Employers commonly compare and rely on the relative performance of employees in making many employment-related decisions, including promotion and termination decisions. Employee performance is a legitimate, non-discriminatory reason for making such decisions. When making performance-based employment decisions, it is important to review an employee’s evaluations and that they accurately reflect any performance deficiencies. A recent federal court decision provides a reminder of the importance of considering evaluations when making performance-based decisions and the danger of ignoring an employee’s positive evaluations and basing a performance-related decision on performance problems not reflected in them.
In the case of Chlystek v. Donovan, No. 11-11928, 2013 U.S. Dist. LEXIS 54444 (E.D. Mich. Apr. 16, 2013), the plaintiff was a 51-year-old employee of the Department of Housing and Urban Development (HUD) who was passed over for a promotion to the position of senior project manager in favor of a younger, less-experienced co-worker in his mid-20s. At the time he applied for the promotion, the plaintiff had worked for HUD for 16 years and had always received what the court described as “glowing” evaluations. He also had a college degree, an MBA, a certificate in housing and community development, and 13 years of experience as a project manager. The co-worker, who was selected for the senior project manager position, had worked for HUD for only two years immediately after graduating from college. When the plaintiff asked why he did not get the promotion, his supervisors gave him a variety of non-specific and changing explanations, of which included telling him that he was too “compassionate” while the selected co-worker was more “aggressive,” he had a “history of being argumentative,” and that he did not follow directives from supervisors. His supervisors also told him that the decision was based “on the basis of relative ability, knowledge and skills.”
After discovery was completed, HUD moved for summary judgment dismissing the employee’s case, which the court denied. In deciding to let the case go forward to a trial, the court found that the employee had presented sufficient evidence from which a jury could find that HUD’s explanation, that it promoted the co-worker instead of him because the co-worker was better qualified, was a pretext for age discrimination. In support of its decision, the court relied on the fact that not only were the descriptions of the plaintiff’s performance problems, that HUD relied in court, nowhere mentioned in his evaluations, but that in many cases, his evaluations rated him positive for the same attributes that HUD claimed in court were deficient. Because HUD’s claims made in court about the plaintiff’s performance were at odds with what HUD said about his performance in his evaluations, the court found that a jury could conclude that the reasons HUD proffered in court for its decision not to promote the plaintiff were merely after-the-fact justifications that were intended to mask age discrimination.

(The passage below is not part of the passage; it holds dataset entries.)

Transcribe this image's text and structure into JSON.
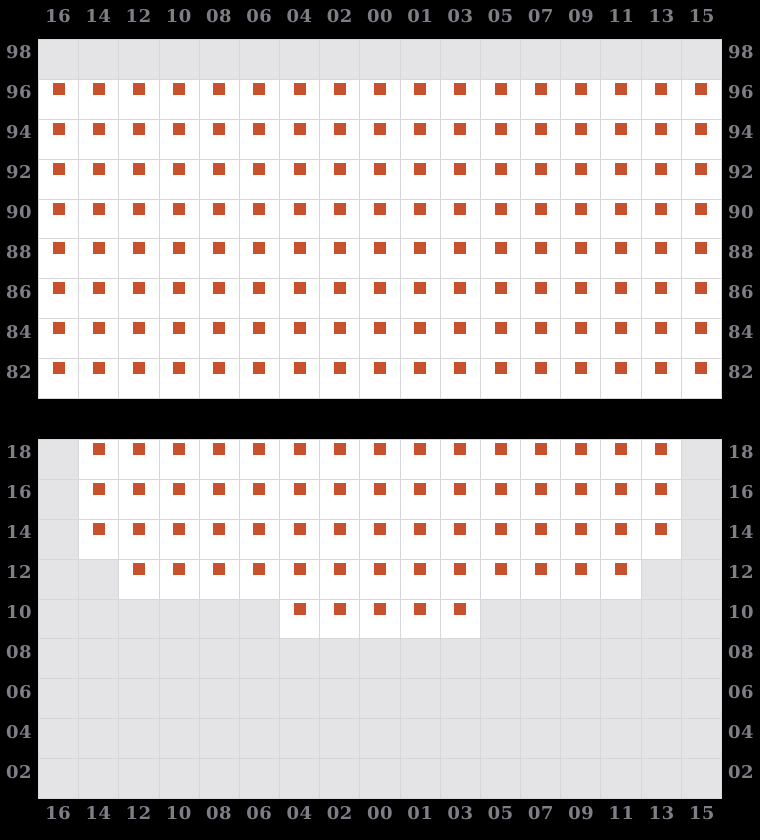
{
  "chart_data": {
    "type": "heatmap",
    "title": "",
    "legend_position": "none",
    "grid": true,
    "columns": [
      "16",
      "14",
      "12",
      "10",
      "08",
      "06",
      "04",
      "02",
      "00",
      "01",
      "03",
      "05",
      "07",
      "09",
      "11",
      "13",
      "15"
    ],
    "column_axis_shown_top": true,
    "column_axis_shown_bottom": true,
    "cell_states": {
      "D": "marked cell: white cell containing orange square marker",
      ".": "empty cell: gray cell, no marker"
    },
    "panels": [
      {
        "name": "upper-panel",
        "row_labels": [
          "98",
          "96",
          "94",
          "92",
          "90",
          "88",
          "86",
          "84",
          "82"
        ],
        "row_labels_shown_left": true,
        "row_labels_shown_right": true,
        "pattern": [
          ".................",
          "DDDDDDDDDDDDDDDDD",
          "DDDDDDDDDDDDDDDDD",
          "DDDDDDDDDDDDDDDDD",
          "DDDDDDDDDDDDDDDDD",
          "DDDDDDDDDDDDDDDDD",
          "DDDDDDDDDDDDDDDDD",
          "DDDDDDDDDDDDDDDDD",
          "DDDDDDDDDDDDDDDDD"
        ]
      },
      {
        "name": "lower-panel",
        "row_labels": [
          "18",
          "16",
          "14",
          "12",
          "10",
          "08",
          "06",
          "04",
          "02"
        ],
        "row_labels_shown_left": true,
        "row_labels_shown_right": true,
        "pattern": [
          ".DDDDDDDDDDDDDDD.",
          ".DDDDDDDDDDDDDDD.",
          ".DDDDDDDDDDDDDDD.",
          "..DDDDDDDDDDDDD..",
          "......DDDDD......",
          ".................",
          ".................",
          ".................",
          "................."
        ]
      }
    ]
  },
  "colors": {
    "background": "#000000",
    "dot": "#c8512d",
    "cell_fill": "#ffffff",
    "cell_empty": "#e4e4e6",
    "gridline": "#d7d7da",
    "label": "#7e7e87"
  }
}
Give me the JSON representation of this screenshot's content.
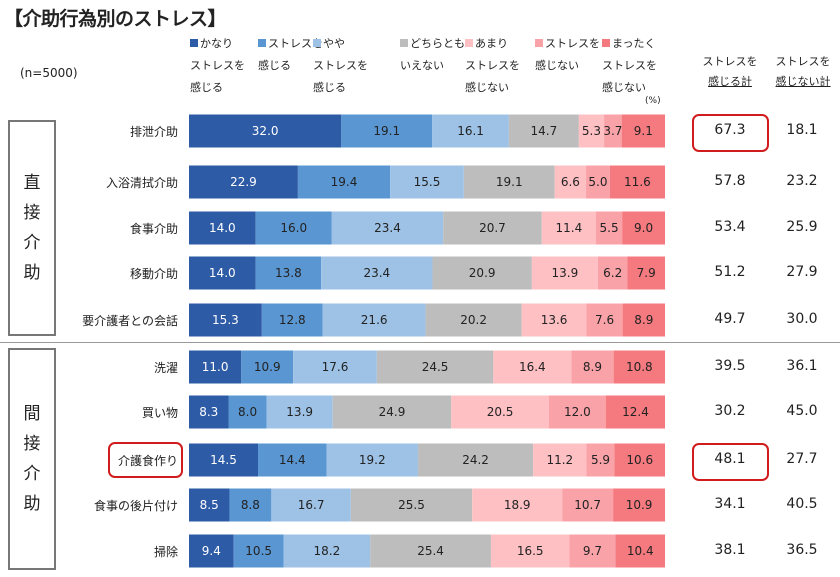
{
  "title": "【介助行為別のストレス】",
  "sample": "(n=5000)",
  "unit": "(%)",
  "colors": [
    "#2E5BA6",
    "#5A97D2",
    "#9DC2E6",
    "#BDBDBD",
    "#FFC0C4",
    "#F9A2A8",
    "#F57A7F"
  ],
  "legend": [
    {
      "line1": "かなり",
      "line2": "ストレスを",
      "line3": "感じる"
    },
    {
      "line1": "ストレスを",
      "line2": "感じる",
      "line3": ""
    },
    {
      "line1": "やや",
      "line2": "ストレスを",
      "line3": "感じる"
    },
    {
      "line1": "どちらとも",
      "line2": "いえない",
      "line3": ""
    },
    {
      "line1": "あまり",
      "line2": "ストレスを",
      "line3": "感じない"
    },
    {
      "line1": "ストレスを",
      "line2": "感じない",
      "line3": ""
    },
    {
      "line1": "まったく",
      "line2": "ストレスを",
      "line3": "感じない"
    }
  ],
  "total_headers": [
    {
      "line1": "ストレスを",
      "line2": "感じる計"
    },
    {
      "line1": "ストレスを",
      "line2": "感じない計"
    }
  ],
  "groups": [
    {
      "chars": [
        "直",
        "接",
        "介",
        "助"
      ]
    },
    {
      "chars": [
        "間",
        "接",
        "介",
        "助"
      ]
    }
  ],
  "chart_data": {
    "type": "bar",
    "orientation": "horizontal-stacked-100",
    "title": "【介助行為別のストレス】",
    "xlim": [
      0,
      100
    ],
    "legend_placement": "top",
    "series_names": [
      "かなりストレスを感じる",
      "ストレスを感じる",
      "ややストレスを感じる",
      "どちらともいえない",
      "あまりストレスを感じない",
      "ストレスを感じない",
      "まったくストレスを感じない"
    ],
    "rows": [
      {
        "label": "排泄介助",
        "values": [
          32.0,
          19.1,
          16.1,
          14.7,
          5.3,
          3.7,
          9.1
        ],
        "stress_total": "67.3",
        "no_stress_total": "18.1",
        "highlight_total": true
      },
      {
        "label": "入浴清拭介助",
        "values": [
          22.9,
          19.4,
          15.5,
          19.1,
          6.6,
          5.0,
          11.6
        ],
        "stress_total": "57.8",
        "no_stress_total": "23.2"
      },
      {
        "label": "食事介助",
        "values": [
          14.0,
          16.0,
          23.4,
          20.7,
          11.4,
          5.5,
          9.0
        ],
        "stress_total": "53.4",
        "no_stress_total": "25.9"
      },
      {
        "label": "移動介助",
        "values": [
          14.0,
          13.8,
          23.4,
          20.9,
          13.9,
          6.2,
          7.9
        ],
        "stress_total": "51.2",
        "no_stress_total": "27.9"
      },
      {
        "label": "要介護者との会話",
        "values": [
          15.3,
          12.8,
          21.6,
          20.2,
          13.6,
          7.6,
          8.9
        ],
        "stress_total": "49.7",
        "no_stress_total": "30.0"
      },
      {
        "label": "洗濯",
        "values": [
          11.0,
          10.9,
          17.6,
          24.5,
          16.4,
          8.9,
          10.8
        ],
        "stress_total": "39.5",
        "no_stress_total": "36.1"
      },
      {
        "label": "買い物",
        "values": [
          8.3,
          8.0,
          13.9,
          24.9,
          20.5,
          12.0,
          12.4
        ],
        "stress_total": "30.2",
        "no_stress_total": "45.0"
      },
      {
        "label": "介護食作り",
        "values": [
          14.5,
          14.4,
          19.2,
          24.2,
          11.2,
          5.9,
          10.6
        ],
        "stress_total": "48.1",
        "no_stress_total": "27.7",
        "highlight_label": true,
        "highlight_total": true
      },
      {
        "label": "食事の後片付け",
        "values": [
          8.5,
          8.8,
          16.7,
          25.5,
          18.9,
          10.7,
          10.9
        ],
        "stress_total": "34.1",
        "no_stress_total": "40.5"
      },
      {
        "label": "掃除",
        "values": [
          9.4,
          10.5,
          18.2,
          25.4,
          16.5,
          9.7,
          10.4
        ],
        "stress_total": "38.1",
        "no_stress_total": "36.5"
      }
    ]
  }
}
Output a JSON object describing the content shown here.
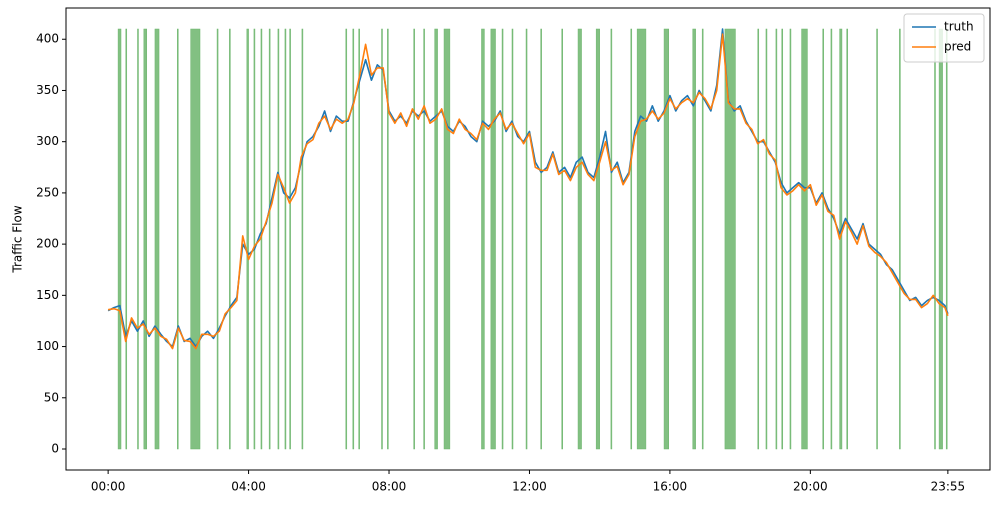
{
  "chart_data": {
    "type": "line",
    "y_label": "Traffic Flow",
    "x": [
      0,
      10,
      20,
      30,
      40,
      50,
      60,
      70,
      80,
      90,
      100,
      110,
      120,
      130,
      140,
      150,
      160,
      170,
      180,
      190,
      200,
      210,
      220,
      230,
      240,
      250,
      260,
      270,
      280,
      290,
      300,
      310,
      320,
      330,
      340,
      350,
      360,
      370,
      380,
      390,
      400,
      410,
      420,
      430,
      440,
      450,
      460,
      470,
      480,
      490,
      500,
      510,
      520,
      530,
      540,
      550,
      560,
      570,
      580,
      590,
      600,
      610,
      620,
      630,
      640,
      650,
      660,
      670,
      680,
      690,
      700,
      710,
      720,
      730,
      740,
      750,
      760,
      770,
      780,
      790,
      800,
      810,
      820,
      830,
      840,
      850,
      860,
      870,
      880,
      890,
      900,
      910,
      920,
      930,
      940,
      950,
      960,
      970,
      980,
      990,
      1000,
      1010,
      1020,
      1030,
      1040,
      1050,
      1060,
      1070,
      1080,
      1090,
      1100,
      1110,
      1120,
      1130,
      1140,
      1150,
      1160,
      1170,
      1180,
      1190,
      1200,
      1210,
      1220,
      1230,
      1240,
      1250,
      1260,
      1270,
      1280,
      1290,
      1300,
      1310,
      1320,
      1330,
      1340,
      1350,
      1360,
      1370,
      1380,
      1390,
      1400,
      1410,
      1420,
      1430,
      1435
    ],
    "series": [
      {
        "name": "truth",
        "color": "#1f77b4",
        "values": [
          135,
          138,
          140,
          110,
          125,
          115,
          125,
          110,
          120,
          112,
          105,
          100,
          120,
          105,
          108,
          100,
          110,
          115,
          108,
          118,
          130,
          140,
          148,
          200,
          190,
          195,
          210,
          220,
          245,
          270,
          250,
          245,
          255,
          280,
          300,
          305,
          315,
          330,
          310,
          325,
          320,
          320,
          340,
          360,
          380,
          360,
          375,
          370,
          330,
          320,
          325,
          318,
          330,
          325,
          330,
          320,
          325,
          330,
          315,
          310,
          320,
          315,
          305,
          300,
          320,
          315,
          320,
          330,
          310,
          320,
          305,
          300,
          310,
          280,
          270,
          275,
          290,
          270,
          275,
          265,
          280,
          285,
          270,
          265,
          285,
          310,
          270,
          280,
          260,
          270,
          310,
          325,
          320,
          335,
          320,
          330,
          345,
          330,
          340,
          345,
          335,
          350,
          340,
          330,
          355,
          410,
          340,
          330,
          335,
          320,
          310,
          300,
          300,
          290,
          280,
          260,
          250,
          255,
          260,
          255,
          255,
          240,
          250,
          235,
          225,
          210,
          225,
          215,
          205,
          220,
          200,
          195,
          190,
          180,
          175,
          165,
          155,
          145,
          148,
          140,
          145,
          148,
          145,
          140,
          132
        ]
      },
      {
        "name": "pred",
        "color": "#ff7f0e",
        "values": [
          136,
          137,
          135,
          105,
          128,
          118,
          122,
          112,
          118,
          110,
          107,
          98,
          118,
          106,
          105,
          98,
          112,
          112,
          110,
          115,
          132,
          138,
          145,
          208,
          185,
          198,
          205,
          222,
          240,
          268,
          255,
          240,
          250,
          285,
          298,
          302,
          318,
          325,
          312,
          322,
          318,
          322,
          338,
          365,
          395,
          365,
          372,
          372,
          328,
          318,
          328,
          315,
          332,
          322,
          335,
          318,
          322,
          332,
          312,
          308,
          322,
          312,
          308,
          302,
          318,
          312,
          322,
          328,
          312,
          318,
          308,
          298,
          308,
          275,
          272,
          272,
          288,
          268,
          272,
          262,
          275,
          280,
          268,
          262,
          280,
          300,
          272,
          276,
          258,
          268,
          305,
          320,
          322,
          330,
          322,
          328,
          342,
          332,
          338,
          342,
          338,
          348,
          342,
          332,
          350,
          405,
          338,
          332,
          332,
          318,
          312,
          298,
          302,
          288,
          282,
          255,
          248,
          252,
          258,
          252,
          258,
          238,
          248,
          232,
          228,
          205,
          222,
          212,
          200,
          218,
          198,
          192,
          188,
          182,
          172,
          162,
          152,
          146,
          146,
          138,
          142,
          150,
          142,
          138,
          130
        ]
      }
    ],
    "spans": [
      [
        17,
        22
      ],
      [
        31,
        31
      ],
      [
        51,
        51
      ],
      [
        61,
        66
      ],
      [
        80,
        87
      ],
      [
        119,
        119
      ],
      [
        141,
        157
      ],
      [
        187,
        187
      ],
      [
        208,
        208
      ],
      [
        237,
        240
      ],
      [
        250,
        250
      ],
      [
        262,
        262
      ],
      [
        276,
        276
      ],
      [
        291,
        291
      ],
      [
        303,
        303
      ],
      [
        311,
        311
      ],
      [
        332,
        332
      ],
      [
        407,
        407
      ],
      [
        419,
        419
      ],
      [
        429,
        429
      ],
      [
        468,
        468
      ],
      [
        478,
        478
      ],
      [
        523,
        523
      ],
      [
        540,
        540
      ],
      [
        558,
        563
      ],
      [
        574,
        584
      ],
      [
        638,
        643
      ],
      [
        654,
        662
      ],
      [
        674,
        674
      ],
      [
        691,
        691
      ],
      [
        715,
        715
      ],
      [
        740,
        740
      ],
      [
        776,
        776
      ],
      [
        803,
        809
      ],
      [
        834,
        840
      ],
      [
        860,
        860
      ],
      [
        894,
        894
      ],
      [
        904,
        919
      ],
      [
        950,
        958
      ],
      [
        999,
        1004
      ],
      [
        1016,
        1016
      ],
      [
        1054,
        1072
      ],
      [
        1111,
        1111
      ],
      [
        1125,
        1125
      ],
      [
        1142,
        1142
      ],
      [
        1152,
        1152
      ],
      [
        1166,
        1166
      ],
      [
        1185,
        1195
      ],
      [
        1222,
        1222
      ],
      [
        1236,
        1236
      ],
      [
        1250,
        1254
      ],
      [
        1263,
        1263
      ],
      [
        1314,
        1314
      ],
      [
        1353,
        1353
      ],
      [
        1413,
        1413
      ],
      [
        1420,
        1426
      ],
      [
        1433,
        1433
      ]
    ],
    "span_top": 410,
    "span_color": "#6cb56c",
    "xlim": [
      -72,
      1507
    ],
    "ylim": [
      -20.5,
      430.5
    ],
    "xticks": [
      {
        "value": 0,
        "label": "00:00"
      },
      {
        "value": 240,
        "label": "04:00"
      },
      {
        "value": 480,
        "label": "08:00"
      },
      {
        "value": 720,
        "label": "12:00"
      },
      {
        "value": 960,
        "label": "16:00"
      },
      {
        "value": 1200,
        "label": "20:00"
      },
      {
        "value": 1435,
        "label": "23:55"
      }
    ],
    "yticks": [
      0,
      50,
      100,
      150,
      200,
      250,
      300,
      350,
      400
    ],
    "legend": "upper right"
  }
}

The court’s decision highlights the importance of employee evaluations in discrimination cases. To increase the likelihood that employee evaluations will help rather than hurt when defending a discrimination claim, employers should ensure that employee evaluations are completed objectively and accurately, and that performance-based employment decisions are appropriately documented. Supervisors should avoid giving positive or “glowing” evaluations just to avoid the discomfort of having to confront an underperforming employee. Evaluations should also be reviewed and revised as necessary so that they actually evaluate those traits that are important in evaluating job performance. Lastly, when defending a discrimination claim, employers should avoid relying on explanations that could be perceived as simply being after-the-fact justifications.